As informações mais recentes sobre a Alstom
foram trazidas à tona através de uma investigação realizada na Suíça, de onde
partiu a notícia de que a empresa pagou, pelo menos, US$ 6,8 milhões em propinas
para “vencer” uma licitação no governo paulista. Um dos nomes citados até o
momento é o do ex-ministro das Comunicações de Fernando Henrique, Sérgio Motta,
que era dono de uma empresa chamada de Hidrobrasileira, conhecida por
intermediar negócios desta natureza.
A partir desta denúncia, o Ministério Público
Estadual começou a investigar o caso e já solicitou informações do governo e do
Tribunal de Contas do Estado, que listou mais de 30 contratos assinados pelo
governo paulista, alguns sem licitação, desde o início da década de 90. Os
contratos foram firmados pelo Metrô, Companhia de Transmissão de Energia
Elétrica Paulista (Cteep), Companhia Energética de São Paulo (Cesp), Engenharia
e Planejamento de Transmissão de Energia (EPTE), Empresa Metropolitana de Águas
e Energia (Emae), Sabesp, Dersa e CPTM.
Entre os contratos que mais chamaram a atenção
do MPE estão três da CTEEP no valor total de R$ 5,6 milhões, firmados sem
licitação nos anos de 2002 e 2003. No Metrô, pelo menos cinco contratos foram
firmados com a Alstom. O que impressionou os procuradores que começaram a
investigar o caso é a grande quantidade de aditamentos que foram feitos. Dois
aditivos efetuados em contratos da Linha 2 - Verde, de 2005, somam R$ 160
milhões. O aditivo mais recente é de maio de 2007, de R$ 70 milhões, para compra
de 22 trens.
Mas, tais informações passaram longe da Folha.

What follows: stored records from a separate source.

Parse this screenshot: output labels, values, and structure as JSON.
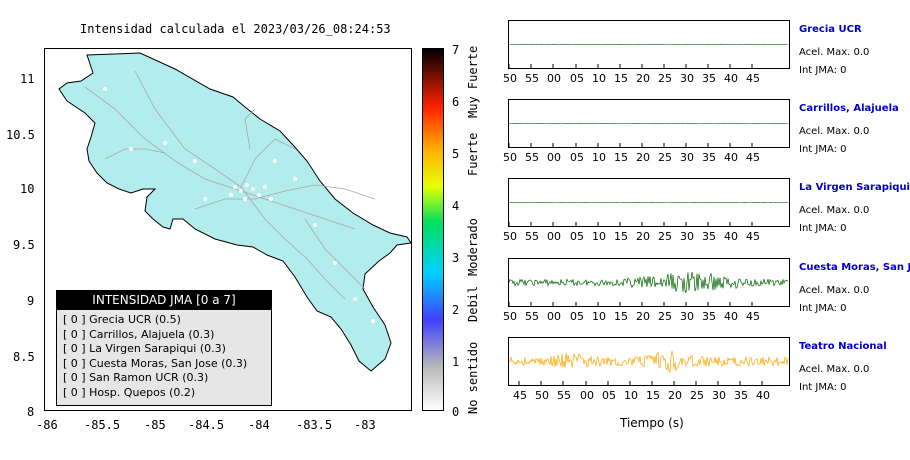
{
  "map": {
    "title": "Intensidad calculada el 2023/03/26_08:24:53",
    "y_ticks": [
      "11",
      "10.5",
      "10",
      "9.5",
      "9",
      "8.5",
      "8"
    ],
    "x_ticks": [
      "-86",
      "-85.5",
      "-85",
      "-84.5",
      "-84",
      "-83.5",
      "-83"
    ],
    "land_color": "#b3ecec"
  },
  "colorbar": {
    "numbers": [
      "7",
      "6",
      "5",
      "4",
      "3",
      "2",
      "1",
      "0"
    ],
    "words": [
      "Muy Fuerte",
      "Fuerte",
      "Moderado",
      "Debil",
      "No sentido"
    ]
  },
  "legend": {
    "title": "INTENSIDAD JMA [0 a 7]",
    "rows": [
      "[ 0 ] Grecia UCR (0.5)",
      "[ 0 ] Carrillos, Alajuela (0.3)",
      "[ 0 ] La Virgen Sarapiqui (0.3)",
      "[ 0 ] Cuesta Moras, San Jose (0.3)",
      "[ 0 ] San Ramon UCR (0.3)",
      "[ 0 ] Hosp. Quepos (0.2)"
    ]
  },
  "panels": [
    {
      "station": "Grecia UCR",
      "acel": "Acel. Max. 0.0",
      "int": "Int JMA: 0",
      "ticks": [
        "50",
        "55",
        "00",
        "05",
        "10",
        "15",
        "20",
        "25",
        "30",
        "35",
        "40",
        "45"
      ],
      "color": "#006400",
      "amp": 0
    },
    {
      "station": "Carrillos, Alajuela",
      "acel": "Acel. Max. 0.0",
      "int": "Int JMA: 0",
      "ticks": [
        "50",
        "55",
        "00",
        "05",
        "10",
        "15",
        "20",
        "25",
        "30",
        "35",
        "40",
        "45"
      ],
      "color": "#006400",
      "amp": 0
    },
    {
      "station": "La Virgen Sarapiqui",
      "acel": "Acel. Max. 0.0",
      "int": "Int JMA: 0",
      "ticks": [
        "50",
        "55",
        "00",
        "05",
        "10",
        "15",
        "20",
        "25",
        "30",
        "35",
        "40",
        "45"
      ],
      "color": "#006400",
      "amp": 0
    },
    {
      "station": "Cuesta Moras, San Jose",
      "acel": "Acel. Max. 0.0",
      "int": "Int JMA: 0",
      "ticks": [
        "50",
        "55",
        "00",
        "05",
        "10",
        "15",
        "20",
        "25",
        "30",
        "35",
        "40",
        "45"
      ],
      "color": "#006400",
      "amp": 1
    },
    {
      "station": "Teatro Nacional",
      "acel": "Acel. Max. 0.0",
      "int": "Int JMA: 0",
      "ticks": [
        "45",
        "50",
        "55",
        "00",
        "05",
        "10",
        "15",
        "20",
        "25",
        "30",
        "35",
        "40"
      ],
      "color": "#ffa500",
      "amp": 1
    }
  ],
  "xaxis_title": "Tiempo (s)"
}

Na última segunda-feira, por exemplo, o destaque foi dado para uma matéria
requentada de que o nome do senador Valdir Raupp (PMDB-RO), líder do partido no
Senado, e o de Adhemar Palocci, diretor da Eletronorte e irmão do deputado
federal Antonio Palocci (PT-SP), apareciam numa lista apreendida pela PF em 2006
na casa do ex-assessor de Raupp, José Roberto Paquier, juntamente com uma cifra
de R$ 2 milhões e o nome da Alstom.
A operação desencadeada na época pela PF,
conhecida como Castores, visava desbaratar uma quadrilha que tentava extorquir
estatais federais de energia elétrica. Em meio às apurações, a PF chegou a
Paquier, que na época foi preso e demitido pelo senador. Segundo a PF, ele
tentava intermediar o pagamento de uma dívida de R$ 300 milhões que a
Eletronorte tinha com a Alstom.
Embora esta operação tenha sido amplamente
noticiada na época, a “Folha” resolveu relembrar o caso, para colocar apenas no
meio da matéria, que a Alstom está sendo investigada porque os promotores da
França e da Suíça “citam que um dos casos suspeitos envolve o Metrô paulistano -
a empresa teria pago US$ 6,8 milhões a políticos para ganhar uma licitação de
US$ 45 milhões”.
Para Valdir Raupp , o envolvimento de seu nome
em uma denúncia de propina paga pela Alstom, empresa com a qual jamais teve
qualquer contato e da qual nunca recebeu qualquer doação de campanha, “está com
cara de missa encomendada”. “Não há inquérito, não há processo e, que eu saiba,
também não houve investigação”, declarou o senador. Raupp diz que há mais de
dois anos, quando o único diretor da Eletronorte indicado por ele foi demitido,
não tem nenhum indicado seu lá. “Só conheci o presidente da Eletronorte à época
(Carlos Nascimento) depois que ele tomou posse”.